Le ministère des Maliens établis à l’extérieur et de l’Intégration africaine, a organisé, samedi 1 février, à Bamako, une journée d’échanges virtuels avec les Maliens établis à l’extérieur. Cette première journée d’échanges virtuels ayant pour cadre la mise en œuvre de la politique nationale concernant les Maliens établis à l’extérieur et la politique de l’intégration africaine, à travers les ambassadeurs et consulats, ciblait certains pays de la zone d’Afrique.
Il s’agit du Sénégal, du Gabon, du Niger, du Burkina Faso, du Congo Brazzaville, du Maroc, du Togo, de la Mauritanie, de l’Algérie, de la Guinée Conakry, de la Guinée Equatoriale, de la Côte d’Ivoire, de la Libye, de la Tunisie, de l’Afrique du Sud, et de l’Angola.
En effet, cette rencontre s’adosse au point 7 de la lettre de cadrage adressée au nouveau gouvernement le 27 novembre 2024, relative au renforcement de la protection des Maliens établis à l’extérieur, signée par le président de la transition, le Général d’armée, Assim Goita.
Cette journée, d’après le ministre des Maliens établis à l’extérieur et de l’Intégration africaine, Mossa AG Attaher, « vise non seulement à renforcer la communication avec les Maliens de l’Extérieur, mais également à mobiliser pleinement leurs compétences, ressources et expertises pour construire un Mali résilient et prospère. »

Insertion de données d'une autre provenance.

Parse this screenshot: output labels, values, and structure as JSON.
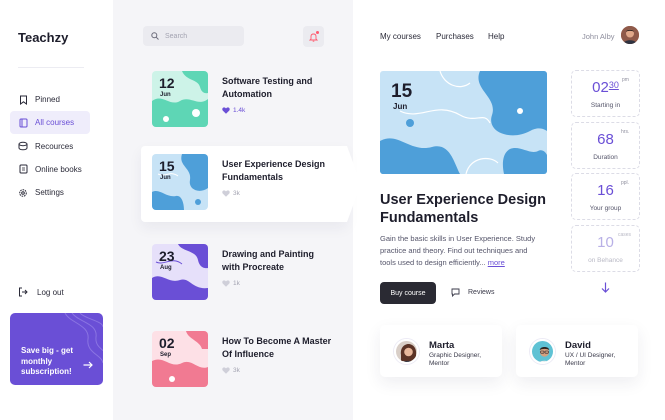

« Cette conférence virtuelle est une parfaite adéquation avec l’apport financier et le poids démographique de la diaspora malienne. Elle représenterait environ 1/3 de la population totale, sans oublier leurs fonds transférés pour le développement du Mali, avaient été estimés à 793 milliards de francs CFA en 2022 » a-t-il encore ajouté.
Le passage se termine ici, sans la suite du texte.